Hope Solo told a Portuguese newspaper that former FIFA President Sepp Blatter sexually assaulted her at the Ballon d'Or awards ceremony in 2013.
In an interview published Friday in the newspaper Expresso, Solo said Blatter grabbed her rear end shortly before the two appeared onstage at the annual soccer awards event.
A representative for Solo confirmed Friday to The Associated Press that the report was accurate and said the former goalkeeper for the U.S. women's national team had no further comment on the matter.
Blatter could not immediately be reached for comment by the AP, but the embattled former head of soccer's governing body told the Guardian newspaper: "This allegation is ridiculous."
Solo has been dogged by a number of off-the-field controversies.

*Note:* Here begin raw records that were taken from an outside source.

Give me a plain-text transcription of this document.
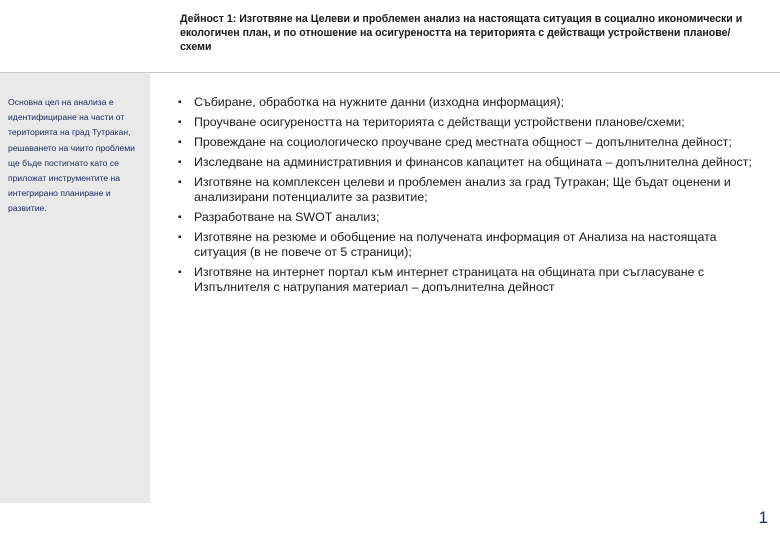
Дейност 1: Изготвяне на Целеви и проблемен анализ на настоящата ситуация в социално икономически и екологичен план, и по отношение на осигуреността на територията с действащи устройствени планове/схеми
Основна цел на анализа е идентифициране на части от територията на град Тутракан, решаването на чиито проблеми ще бъде постигнато като се приложат инструментите на интегрирано планиране и развитие.
▪ Събиране, обработка на нужните данни (изходна информация);
▪ Проучване осигуреността на територията с действащи устройствени планове/схеми;
▪ Провеждане на социологическо проучване сред местната общност – допълнителна дейност;
▪ Изследване на административния и финансов капацитет на общината – допълнителна дейност;
▪ Изготвяне на комплексен целеви и проблемен анализ за град Тутракан; Ще бъдат оценени и анализирани потенциалите за развитие;
▪ Разработване на SWOT анализ;
▪ Изготвяне на резюме и обобщение на получената информация от Анализа на настоящата ситуация (в не повече от 5 страници);
▪ Изготвяне на интернет портал към интернет страницата на общината при съгласуване с Изпълнителя с натрупания материал – допълнителна дейност
1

Notably, a domestic violence case stemming from a 2014 altercation at a family member's home in Washington state.
Solo anchored the U.S. team in goal during its 2015 Women's World Cup championship run, allowing just three goals in seven games with five shutouts during the tournament.
For her career, Solo has made 202 total appearances with the national team, with 153 wins and an international-record 102 shutouts.
Solo's tenure with the national team ended following last year's Olympics in Brazil when the Americans were ousted by Sweden in the quarterfinals. Afterward, Solo called the Swedish team "cowards" for their defensive style of play.
She was suspended from the team shortly thereafter and has not returned.
Blatter was suspended from office and banned from soccer for six years following allegations of a widespread corruption scandal that came to light in 2015. Both U.S. and Swiss officials cooperated in the investigation, which is ongoing, and more than 40 people have been indicted.
Blatter has also had a history of what many consider to be sexist behaviour concerning the women's game.
U.S. forward Alex Morgan has said that Blatter failed to recognize her at the annual award event in 2012, even though she was one of three nominees for the women's Player of the Year.
Blatter also famously argued in 2004 that players could boost the popularity of the women's game by wearing tighter shorts.